Law Enforcement Union Asks Political Leaders for More Protection
The president of Texas' largest law enforcement union says political leaders should be doing more to protect officers and their families.
Austin Police Sgt. Todd Harrison heads up the Combined Law Enforcement Associations of Texas, or CLEAT.
In a statement released Wednesday, Harrison said
"There is an open war against the police on the streets of America. President Obama and all the politicians in Texas and the U.S. have something in common: they've done absolutely nothing.'"
Harrison wants President Obama to cut short his Alaskan trip, return to Washington and push for emergency legislation that would help protect officers and their families.
"The President needs to do more than answer letters and phone up our widows in order to gain media attention.
"There is an open war against the police on the streets of America.
"President Obama and all the politicians in Texas and the U.S. have something in common, they've done absolutely nothing.
"First, our leaders should publicly denounce organizations and individuals who openly call for the assault and murder of law enforcement personnel.
"That should have been done during the avalanche of anti-police hate speech following the events in Ferguson, Missouri. But it didn't happen.
"Nobody should be able to get on social media and call for the death of law enforcement officers. Free speech does not extend to individuals who openly plan and encourage the murder of cops. Threats like these should be actionable under the law.
"Law enforcement officer's families are vulnerable too.

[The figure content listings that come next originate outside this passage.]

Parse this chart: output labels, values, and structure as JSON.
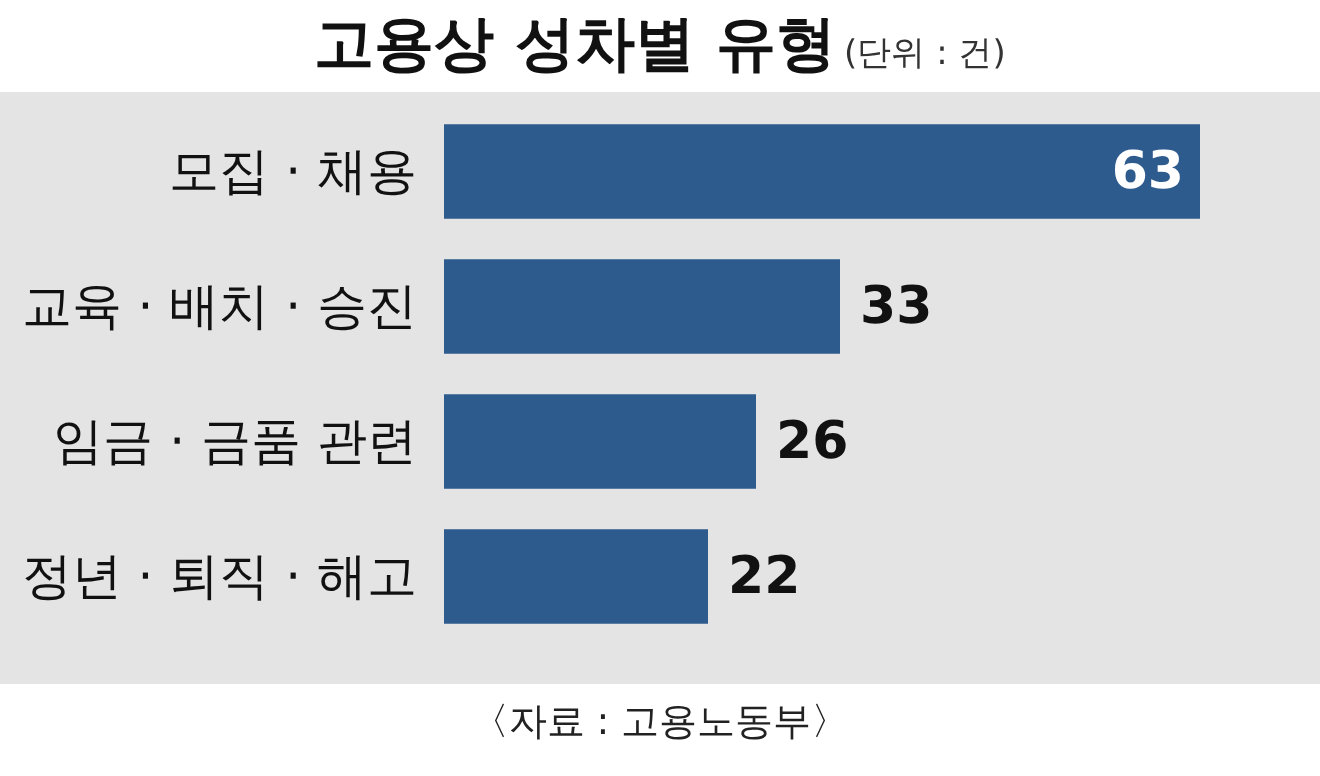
{
  "chart_data": {
    "type": "bar",
    "orientation": "horizontal",
    "title": "고용상 성차별 유형",
    "subtitle": "(단위 : 건)",
    "categories": [
      "모집 · 채용",
      "교육 · 배치 · 승진",
      "임금 · 금품 관련",
      "정년 · 퇴직 · 해고"
    ],
    "values": [
      63,
      33,
      26,
      22
    ],
    "color": "#2e5b8e",
    "data_labels": true,
    "annotations": [
      "〈자료 : 고용노동부〉"
    ]
  }
}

"We need to seek legislation to make it a capital offense to murder an immediate family member of a law enforcement officer if that crime is connected to the occupation in any way.
"Just a few minutes ago, elected officials in Texas were calling on folks to thank cops like me and send over a dessert when they see us in public and in uniform.
"I'll buy my own food, thank you very much.
"I'd rather the politicians quit coddling the anti-police crowd and stand up for the police during the Texas legislative session when both the House and Senate voted overwhelmingly to stop us from being able to ask whether or not those openly carrying guns were licensed.
"Those amendments by Democratic Representative Harold Dutton and Republican Senator Don Huffines passed both chambers. CLEAT led a lonely fight over the Memorial Day weekend to strip that language back out of the law.
"It's going to take more than a piece of pie and a thank you from the politicians to fix what's wrong in this country.
"The elected leaders should be talking about protecting lives, not just publicly saying thank you.
"We know the difference between political rhetoric and action.
"Showing political respect for law enforcement officers – it's not just for cop funerals."